Baca juga: Seret Air Bersih di Kawasan Resapan Air
Kalau melihat catatan lembaga lain, masih ada pekerjaan rumah bagi DKI Jakarta beberapa tahun terakhir soal reformasi birokrasi. Ini menjadi pekerjaan rumah bagi penjabat DKI Jakarta atau gubernur setelah 2024 nantinya. (Herman N Suparman)
Adapun aplikasi Jaki yang baru muncul pada 2019 kini semakin banyak digunakan. Sepanjang 2022 sampai 7 Oktober, sebanyak 94,7 persen aduan masyarakat dilaporkan melalui aplikasi terintegrasi tersebut. Angka ini bertumbuh dari hanya 80 persen dari total laporan yang dibuat warga pada 2021.
Kanal pelaporan di aplikasi Jaki, menurut Yudhistira, berbeda dengan aplikasi pendahulunya yang dikenal sebagai Qlue. Aplikasi yang dibuat dan dipakai Jakarta sejak 2014 itu mengarahkan sistem pengaduan masyarakat untuk menyesuaikan teknologi yang dibuat.

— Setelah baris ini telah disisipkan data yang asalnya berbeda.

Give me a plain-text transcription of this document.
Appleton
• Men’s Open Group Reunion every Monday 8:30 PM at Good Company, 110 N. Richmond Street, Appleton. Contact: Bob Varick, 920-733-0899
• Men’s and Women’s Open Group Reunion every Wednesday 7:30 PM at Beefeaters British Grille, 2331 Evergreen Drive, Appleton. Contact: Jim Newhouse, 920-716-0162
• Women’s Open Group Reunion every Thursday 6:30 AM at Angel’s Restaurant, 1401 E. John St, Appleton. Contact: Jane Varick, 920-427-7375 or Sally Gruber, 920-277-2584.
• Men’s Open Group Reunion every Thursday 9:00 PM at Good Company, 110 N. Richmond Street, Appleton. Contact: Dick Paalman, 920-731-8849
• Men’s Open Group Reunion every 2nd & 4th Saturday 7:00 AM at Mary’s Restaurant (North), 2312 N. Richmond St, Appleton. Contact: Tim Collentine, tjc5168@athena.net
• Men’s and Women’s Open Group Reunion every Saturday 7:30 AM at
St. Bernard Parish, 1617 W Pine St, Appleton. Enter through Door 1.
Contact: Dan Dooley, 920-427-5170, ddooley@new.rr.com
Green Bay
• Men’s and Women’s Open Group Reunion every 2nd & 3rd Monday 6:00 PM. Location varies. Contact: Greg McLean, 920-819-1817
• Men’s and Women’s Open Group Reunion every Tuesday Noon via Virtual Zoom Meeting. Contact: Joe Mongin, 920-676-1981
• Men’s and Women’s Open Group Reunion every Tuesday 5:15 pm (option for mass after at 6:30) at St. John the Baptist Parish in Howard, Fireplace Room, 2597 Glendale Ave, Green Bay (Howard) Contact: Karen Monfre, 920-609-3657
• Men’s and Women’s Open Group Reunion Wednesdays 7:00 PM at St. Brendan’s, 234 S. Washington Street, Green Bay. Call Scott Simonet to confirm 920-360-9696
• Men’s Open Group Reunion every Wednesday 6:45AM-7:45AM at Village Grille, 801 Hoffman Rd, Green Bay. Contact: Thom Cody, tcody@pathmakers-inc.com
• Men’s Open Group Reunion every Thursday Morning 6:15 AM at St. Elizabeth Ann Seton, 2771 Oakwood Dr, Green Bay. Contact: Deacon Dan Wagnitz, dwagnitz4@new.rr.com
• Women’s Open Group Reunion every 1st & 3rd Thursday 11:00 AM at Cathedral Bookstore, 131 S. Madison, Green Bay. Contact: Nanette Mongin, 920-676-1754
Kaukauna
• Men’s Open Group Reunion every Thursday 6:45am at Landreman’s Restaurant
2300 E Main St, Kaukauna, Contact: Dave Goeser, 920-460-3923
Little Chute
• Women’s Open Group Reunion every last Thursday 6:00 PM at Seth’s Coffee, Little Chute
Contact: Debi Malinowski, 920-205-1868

Sebaliknya, Jaki dibentuk sesuai kebutuhan interaksi pemerintah dan masyarakat. Melalui Jaki, masyarakat bisa membuat laporan berbasis foto, keterangan, dan lokasi dengan jaminan perlindungan identitas pelapor. Laporan yang masuk ke kelurahan akan diteruskan ke organisasi penyelenggara daerah (OPD) terkait untuk ditindaklanjuti.
Tindak lanjut laporan terverifikasi memiliki batas waktu pengerjaan tertentu. Jika laporan sudah dikerjakan, Biro Tata Pemerintahan Sekretaris Daerah DKI Jakarta akan mengecek hasilnya melalui pembandingan data sebelum dinyatakan selesai. Jika selesai, masyarakat pun masih bisa memberi peringkat penilaian pada hasil penanganan laporan sebagai evaluasi.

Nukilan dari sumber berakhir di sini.